Les parties ont été régulièrement averties du jour de l'audience.
Ont été entendus au cours de l'audience publique :
- le rapport de Mme A...,
- les conclusions de M. Huon, rapporteur public,
- et les observations de Me B..., avocate de la SA BOLLORE.
Considérant ce qui suit :
1. A la suite d'une vérification de comptabilité portant sur les exercices clos durant les années 2008 à 2011, l'administration a remis en cause la déductibilité de la taxe sur la valeur ajoutée dont la SA BOLLORE s'est acquittée à l'occasion du paiement en 2010 et 2011 d'une facture de 1 278 000 euros émanant du Cabinet AM Conseil et de deux factures de, respectivement, 1 088 000 euros et 300 000 euros émanant du Cabinet Ricol Lasteyrie. Cette dernière fait appel du jugement en date du 4 juillet 2017 par lequel le Tribunal administratif de Montreuil a rejeté sa demande tendant à la décharge des rappels de taxe sur la valeur ajoutée mis, en conséquence, à sa charge.
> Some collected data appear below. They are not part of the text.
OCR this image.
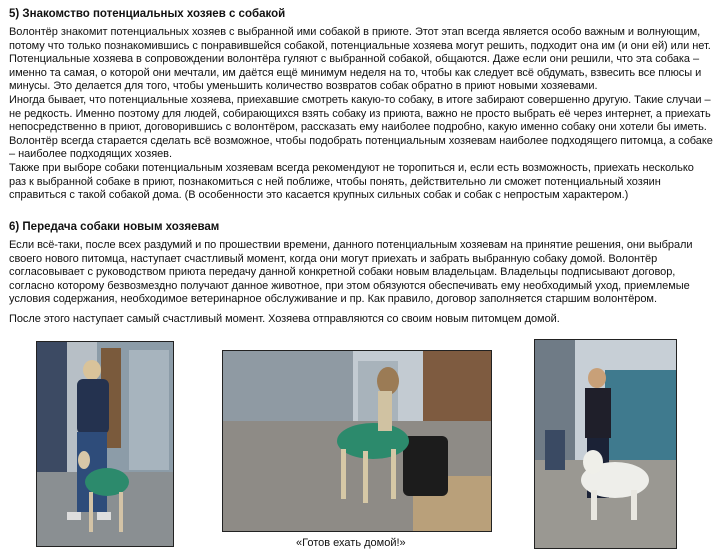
5) Знакомство потенциальных хозяев с собакой
Волонтёр знакомит потенциальных хозяев с выбранной ими собакой в приюте. Этот этап всегда является особо важным и волнующим, потому что только познакомившись с понравившейся собакой, потенциальные хозяева могут решить, подходит она им (и они ей) или нет.
Потенциальные хозяева в сопровождении волонтёра гуляют с выбранной собакой, общаются. Даже если они решили, что эта собака – именно та самая, о которой они мечтали, им даётся ещё минимум неделя на то, чтобы как следует всё обдумать, взвесить все плюсы и минусы. Это делается для того, чтобы уменьшить количество возвратов собак обратно в приют новыми хозяевами.
Иногда бывает, что потенциальные хозяева, приехавшие смотреть какую-то собаку, в итоге забирают совершенно другую. Такие случаи – не редкость. Именно поэтому для людей, собирающихся взять собаку из приюта, важно не просто выбрать её через интернет, а приехать непосредственно в приют, договорившись с волонтёром, рассказать ему наиболее подробно, какую именно собаку они хотели бы иметь. Волонтёр всегда старается сделать всё возможное, чтобы подобрать потенциальным хозяевам наиболее подходящего питомца, а собаке – наиболее подходящих хозяев.
Также при выборе собаки потенциальным хозяевам всегда рекомендуют не торопиться и, если есть возможность, приехать несколько раз к выбранной собаке в приют, познакомиться с ней поближе, чтобы понять, действительно ли сможет потенциальный хозяин справиться с такой собакой дома. (В особенности это касается крупных сильных собак и собак с непростым характером.)
6) Передача собаки новым хозяевам
Если всё-таки, после всех раздумий и по прошествии времени, данного потенциальным хозяевам на принятие решения, они выбрали своего нового питомца, наступает счастливый момент, когда они могут приехать и забрать выбранную собаку домой. Волонтёр согласовывает с руководством приюта передачу данной конкретной собаки новым владельцам. Владельцы подписывают договор, согласно которому безвозмездно получают данное животное, при этом обязуются обеспечивать ему необходимый уход, приемлемые условия содержания, необходимое ветеринарное обслуживание и пр. Как правило, договор заполняется старшим волонтёром.
После этого наступает самый счастливый момент. Хозяева отправляются со своим новым питомцем домой.
«Готов ехать домой!»
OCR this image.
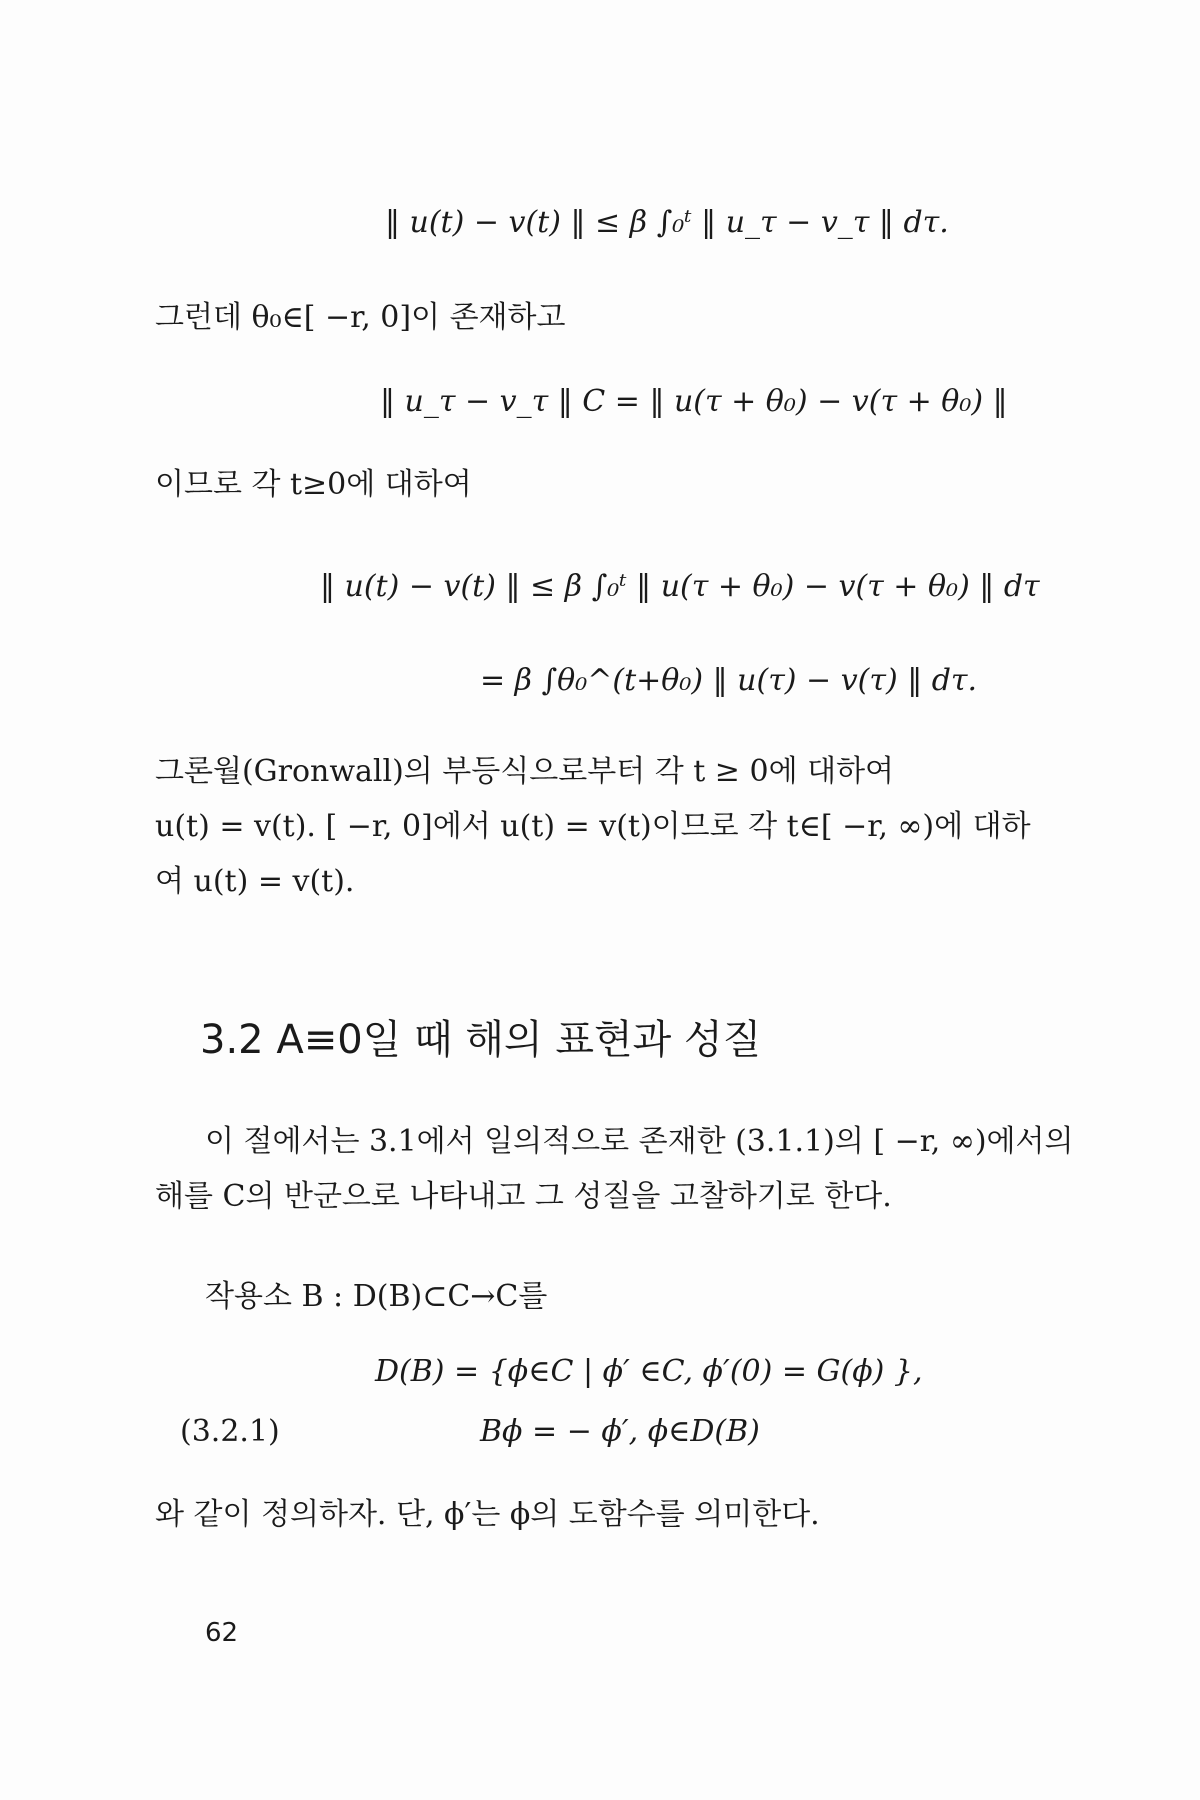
‖ u(t) − v(t) ‖ ≤ β ∫₀ᵗ ‖ u_τ − v_τ ‖ dτ.
그런데 θ₀∈[ −r, 0]이 존재하고
‖ u_τ − v_τ ‖ C = ‖ u(τ + θ₀) − v(τ + θ₀) ‖
이므로 각 t≥0에 대하여
‖ u(t) − v(t) ‖ ≤ β ∫₀ᵗ ‖ u(τ + θ₀) − v(τ + θ₀) ‖ dτ
= β ∫θ₀^(t+θ₀) ‖ u(τ) − v(τ) ‖ dτ.
그론월(Gronwall)의 부등식으로부터 각 t ≥ 0에 대하여
u(t) = v(t). [ −r, 0]에서 u(t) = v(t)이므로 각 t∈[ −r, ∞)에 대하
여 u(t) = v(t).
3.2 A≡0일 때 해의 표현과 성질
이 절에서는 3.1에서 일의적으로 존재한 (3.1.1)의 [ −r, ∞)에서의
해를 C의 반군으로 나타내고 그 성질을 고찰하기로 한다.
작용소 B : D(B)⊂C→C를
D(B) = {ϕ∈C | ϕ′ ∈C, ϕ′(0) = G(ϕ) },
(3.2.1)	Bϕ = − ϕ′, ϕ∈D(B)
와 같이 정의하자. 단, ϕ′는 ϕ의 도함수를 의미한다.
62
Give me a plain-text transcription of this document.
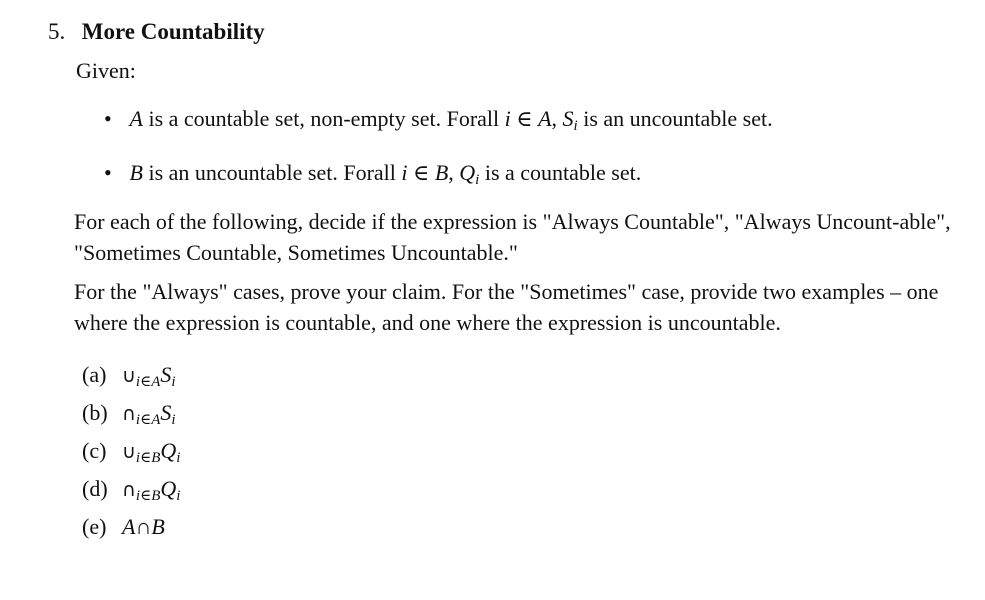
5. More Countability
Given:
• A is a countable set, non-empty set. Forall i ∈ A, $S_i$ is an uncountable set.
• B is an uncountable set. Forall i ∈ B, $Q_i$ is a countable set.
For each of the following, decide if the expression is "Always Countable", "Always Uncount-able", "Sometimes Countable, Sometimes Uncountable."
For the "Always" cases, prove your claim. For the "Sometimes" case, provide two examples – one where the expression is countable, and one where the expression is uncountable.
(a) $\cup_{i\in A}S_i$
(b) $\cap_{i\in A}S_i$
(c) $\cup_{i\in B}Q_i$
(d) $\cap_{i\in B}Q_i$
(e) A∩B
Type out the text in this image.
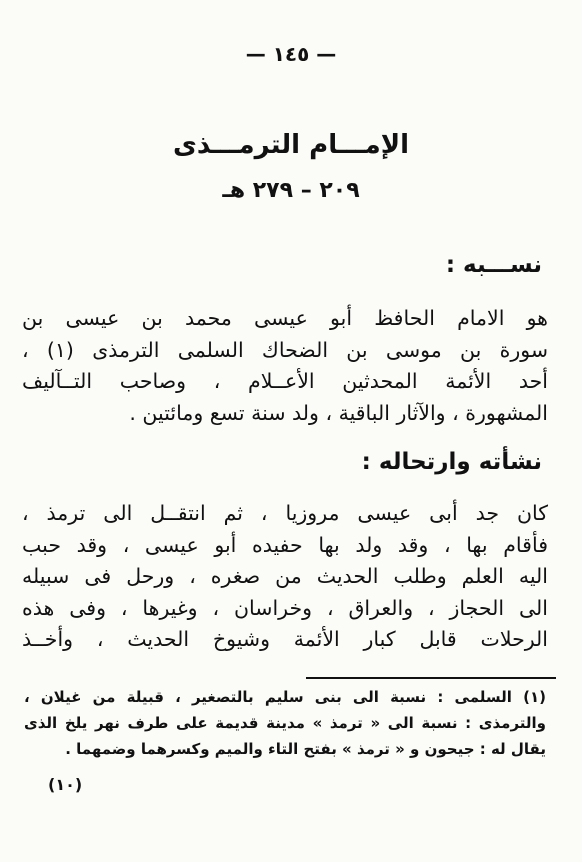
— ١٤٥ —
الإمـــام الترمـــذى
٢٠٩ – ٢٧٩ هـ
نســـبه :
هو الامام الحافظ أبو عيسى محمد بن عيسى بن
سورة بن موسى بن الضحاك السلمى الترمذى (١) ،
أحد الأئمة المحدثين الأعــلام ، وصاحب التــآليف
المشهورة ، والآثار الباقية ، ولد سنة تسع ومائتين .
نشأته وارتحاله :
كان جد أبى عيسى مروزيا ، ثم انتقــل الى ترمذ ،
فأقام بها ، وقد ولد بها حفيده أبو عيسى ، وقد حبب
اليه العلم وطلب الحديث من صغره ، ورحل فى سبيله
الى الحجاز ، والعراق ، وخراسان ، وغيرها ، وفى هذه
الرحلات قابل كبار الأئمة وشيوخ الحديث ، وأخــذ
(١) السلمى : نسبة الى بنى سليم بالتصغير ، قبيلة من غيلان ،
والترمذى : نسبة الى « ترمذ » مدينة قديمة على طرف نهر يلخ الذى
يقال له : جيحون و « ترمذ » بفتح التاء والميم وكسرهما وضمهما .
(١٠)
2. Aux termes du I de l'article 256 du code général des impôts : " Sont soumises à la taxe sur la valeur ajoutée les livraisons de biens et les prestations de services effectuées à titre onéreux par un assujetti agissant en tant que tel ". Aux termes du 1 du I de l'article 271 du code général des impôts : " La taxe sur la valeur ajoutée qui a grevé les éléments du prix d'une opération imposable est déductible de la taxe sur la valeur ajoutée applicable à cette opération " et aux termes du II de cet article : " II. 1. Dans la mesure où les biens et les services sont utilisés pour les besoins de leurs opérations imposables, et à la condition que ces opérations ouvrent droit à déduction, la taxe dont les redevables peuvent opérer la déduction est, selon le cas : / a) Celle qui figure sur les factures établies conformément aux dispositions de l'article 289 et si la taxe pouvait légalement figurer sur lesdites factures ; / (...) ".
3. Il résulte, par ailleurs, de l'article 168 de la directive 2006/112/CE du 28 novembre 2006 relative au système commun de la taxe sur la valeur ajoutée que, si la simple acquisition et la simple détention de parts sociales ne doivent pas être regardées comme des activités économiques, au sens de la directive, conférant à leur auteur la qualité d'assujetti, il en va différemment lorsque la participation est accompagnée d'une immixtion directe ou indirecte dans la gestion des sociétés dans lesquelles des participations sont détenues, par la mise en oeuvre de transactions soumises à la taxe, telles que la fourniture de services administratifs, financiers, commerciaux et techniques à ces sociétés. Dans ce cas, la taxe sur la valeur ajoutée est déductible, d'une part, lorsque les opérations effectuées en amont présentent un lien direct et immédiat avec des opérations en aval ouvrant droit à déduction, d'autre part, même en l'absence de lien direct et immédiat entre une opération particulière en amont et une ou plusieurs opérations en aval ouvrant droit à déduction, lorsque les coûts en cause font partie des frais généraux de l'assujetti et sont, en tant que tels, des éléments constitutifs du prix des biens ou des services qu'il fournit.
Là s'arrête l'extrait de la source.